How do I put my art into words?
There is a definite theme and direction, I know that much. There's something about pain and beauty and humanity and femininity, and there it is: but how do I actually verbalize it? It's not a 'something', it's a definite thing, but I dance around locking onto it constantly.
There is beauty to be found in pain, in sorrow and grief, and there's beauty in quiet moments, too. My art is about these intersections, and especially in those things in the context of overlooked narratives within known stories, but it's more than that. So many times, women are subjects told about and acted upon but not explored, even when the stories are technically about them. I keep looking at these isolated, simplified figures through the context of their humanity, the emotion I read in their actions and choices, and celebrate their beauty and strength and tragedy (or attempt to).
There really is something arresting about all the things not said, but implied, by these narratives I find myself drawn to. We know Persephone ate the pomegranate seeds, but why, after all those months? We know Guinevere was unfaithful, but what did she feel for the husband she betrayed? We know the girl without hands forged her path from the great unknown, but from where did the strength come to take herself from those places of danger with such self-possession?
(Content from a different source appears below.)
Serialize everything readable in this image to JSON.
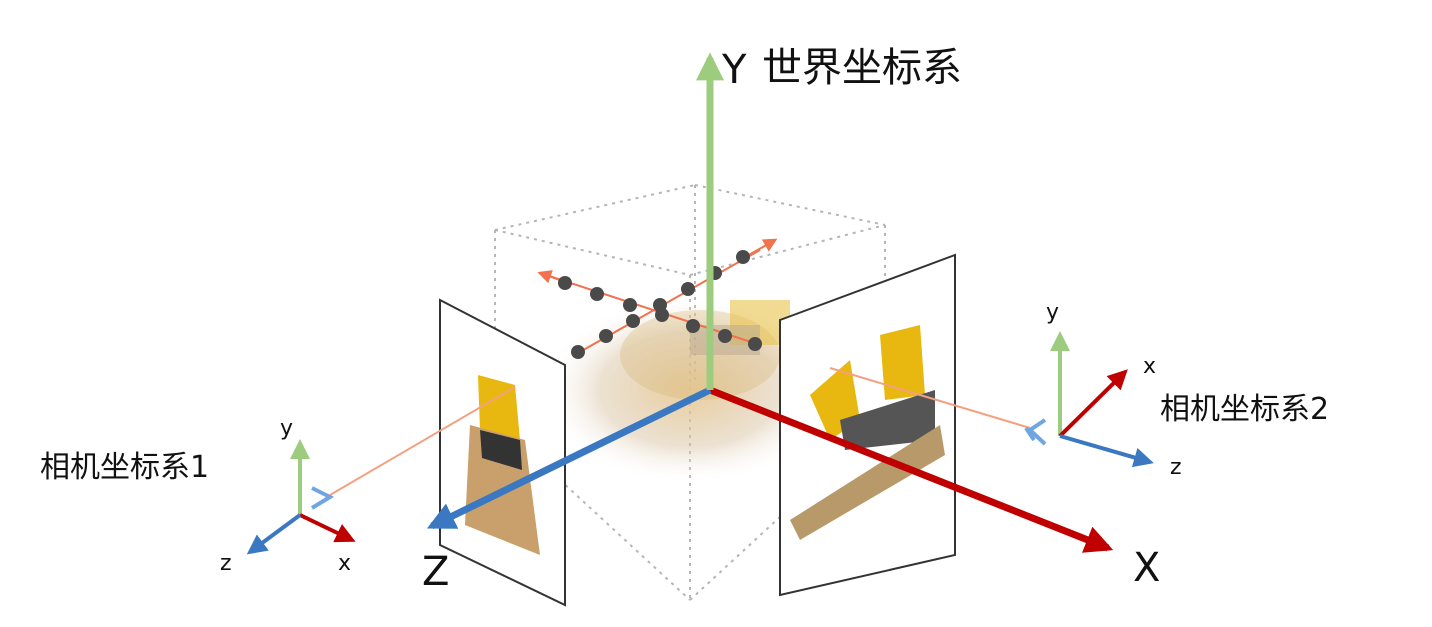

I want to ask these questions, strip from them the gloss of storytelling disassociation, but still make sure that these women are celebrated no less for being reassessed as mere mortals - their untouchable nature is not what holds my interest, but their beauty in the midst of their human struggles and weaknesses.
(I think I'm getting close to finding the right words for my art, but it's still quite rambly. I need to be able to speak both succinctly and in-depth about this, and right now I have neither. I feel like I'm circling the point from a height - I'm no longer doing a haphazard fly-by, but I still need to close the gap.)